Moreover, I simply iterate rather a lot with Claude Code. I told it to make me an initial draft of the presentation. I then review the draft, transcribe the entire changes I need modified through MacWhisper while reviewing the presentation, and have the AI make a second draft. I’ll then proceed like this until I’m completely happy with the presentation.
Slash commands
Creating slash commands can also be something I do on a fairly regular basis. Slash commands are essentially stored prompts which you could have with the code that means that you can access prompts rapidly. I typically have slash commands for commands like making a pull request to dev, making a pull request to fundamental, simplifying code, or running a PR review.

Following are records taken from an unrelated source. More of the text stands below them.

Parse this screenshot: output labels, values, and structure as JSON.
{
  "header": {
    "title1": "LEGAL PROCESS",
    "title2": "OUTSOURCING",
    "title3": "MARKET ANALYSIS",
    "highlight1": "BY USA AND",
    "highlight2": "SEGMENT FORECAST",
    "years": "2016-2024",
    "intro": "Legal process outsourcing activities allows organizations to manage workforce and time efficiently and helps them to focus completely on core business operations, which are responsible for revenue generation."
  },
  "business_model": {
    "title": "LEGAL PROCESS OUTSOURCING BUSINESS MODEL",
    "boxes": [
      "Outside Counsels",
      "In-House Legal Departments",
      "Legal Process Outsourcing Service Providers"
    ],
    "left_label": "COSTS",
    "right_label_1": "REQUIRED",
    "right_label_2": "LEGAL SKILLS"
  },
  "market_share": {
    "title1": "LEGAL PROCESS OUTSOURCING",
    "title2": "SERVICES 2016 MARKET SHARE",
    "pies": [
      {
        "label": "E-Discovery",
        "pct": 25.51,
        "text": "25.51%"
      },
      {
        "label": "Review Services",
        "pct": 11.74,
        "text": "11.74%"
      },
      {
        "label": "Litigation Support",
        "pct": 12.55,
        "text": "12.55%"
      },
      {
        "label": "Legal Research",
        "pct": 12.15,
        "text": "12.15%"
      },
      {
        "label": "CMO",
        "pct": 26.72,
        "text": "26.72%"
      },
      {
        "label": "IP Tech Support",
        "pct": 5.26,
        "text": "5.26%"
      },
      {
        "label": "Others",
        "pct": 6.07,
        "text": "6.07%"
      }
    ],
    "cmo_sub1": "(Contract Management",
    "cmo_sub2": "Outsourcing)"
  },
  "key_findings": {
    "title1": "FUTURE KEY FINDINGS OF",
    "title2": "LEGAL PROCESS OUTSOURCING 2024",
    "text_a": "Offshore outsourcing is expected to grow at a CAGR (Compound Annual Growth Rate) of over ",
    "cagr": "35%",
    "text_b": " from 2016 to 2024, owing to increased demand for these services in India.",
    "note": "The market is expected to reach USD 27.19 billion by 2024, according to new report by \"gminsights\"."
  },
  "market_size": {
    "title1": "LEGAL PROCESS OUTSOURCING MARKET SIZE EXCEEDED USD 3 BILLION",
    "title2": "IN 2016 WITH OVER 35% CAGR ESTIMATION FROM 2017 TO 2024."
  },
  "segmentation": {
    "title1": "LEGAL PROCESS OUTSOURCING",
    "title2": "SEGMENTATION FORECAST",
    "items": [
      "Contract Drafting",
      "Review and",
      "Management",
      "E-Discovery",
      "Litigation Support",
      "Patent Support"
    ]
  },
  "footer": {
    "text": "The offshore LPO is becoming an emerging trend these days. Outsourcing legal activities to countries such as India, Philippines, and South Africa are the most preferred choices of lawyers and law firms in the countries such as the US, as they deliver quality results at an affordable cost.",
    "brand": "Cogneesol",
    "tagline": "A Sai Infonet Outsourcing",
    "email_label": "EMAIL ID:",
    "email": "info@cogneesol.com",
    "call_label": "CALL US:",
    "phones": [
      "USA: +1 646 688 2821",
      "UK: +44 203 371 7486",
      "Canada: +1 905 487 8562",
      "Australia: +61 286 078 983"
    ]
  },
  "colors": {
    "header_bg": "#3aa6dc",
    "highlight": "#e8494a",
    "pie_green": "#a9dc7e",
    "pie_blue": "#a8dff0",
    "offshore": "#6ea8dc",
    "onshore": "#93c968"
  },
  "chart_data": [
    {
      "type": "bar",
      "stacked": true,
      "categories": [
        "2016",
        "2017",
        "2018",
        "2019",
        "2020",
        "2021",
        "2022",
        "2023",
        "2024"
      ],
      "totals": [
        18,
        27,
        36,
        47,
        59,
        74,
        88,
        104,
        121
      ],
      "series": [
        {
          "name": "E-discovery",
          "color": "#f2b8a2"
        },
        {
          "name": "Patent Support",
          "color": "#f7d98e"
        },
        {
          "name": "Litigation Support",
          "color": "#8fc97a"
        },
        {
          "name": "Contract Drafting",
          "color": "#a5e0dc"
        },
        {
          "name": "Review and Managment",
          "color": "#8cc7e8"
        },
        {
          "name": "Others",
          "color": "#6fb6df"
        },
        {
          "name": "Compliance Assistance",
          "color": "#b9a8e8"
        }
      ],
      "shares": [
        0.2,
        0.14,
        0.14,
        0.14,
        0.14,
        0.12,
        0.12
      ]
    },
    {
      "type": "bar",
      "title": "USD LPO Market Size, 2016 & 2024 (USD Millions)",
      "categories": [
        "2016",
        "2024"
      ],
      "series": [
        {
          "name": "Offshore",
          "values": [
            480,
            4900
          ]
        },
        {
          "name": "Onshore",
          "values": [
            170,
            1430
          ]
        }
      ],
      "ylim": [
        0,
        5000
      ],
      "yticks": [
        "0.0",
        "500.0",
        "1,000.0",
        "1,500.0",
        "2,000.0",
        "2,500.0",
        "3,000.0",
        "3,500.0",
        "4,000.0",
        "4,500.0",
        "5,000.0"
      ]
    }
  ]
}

Nonetheless, I typically want my slash commands to follow a specific sort of structure. The structure is a markdown structure with a number of points that I generally share across my different slash commands. Thus, showing Claude Code my previous slash commands makes the generation of recent slash commands rather a lot simpler, faster, and more more likely to follow the preferences I even have.
Conclusion
In this text, I’ve discussed leverage few-shot prompting to realize the perfect results along with your LLMs. Lively usage of few-shot prompting by showing the LLM examples of your previous work could make your LLM much more efficient on your use cases. I like to recommend all the time striving to make use of few-shot prompting at any time when you’re employed with LLMs to realize the perfect results. The very best a part of few-shot prompting is that it gets higher the more work you do. The more work you do, the more previous examples you will have to indicate the LLM, and the higher it’s going to perform in response to your preferences, which is what makes it such a terrific technique.
👉 My free eBook and Webinar:
🚀 10x Your Engineering with LLMs (Free 3-Day Email Course)
📚 Get my free Vision Language Models ebook
💻 My webinar on Vision Language Models
👉 Find me on socials:
💌 Substack
Also, take a look at my article Learn how to Get the Most out of Claude Code.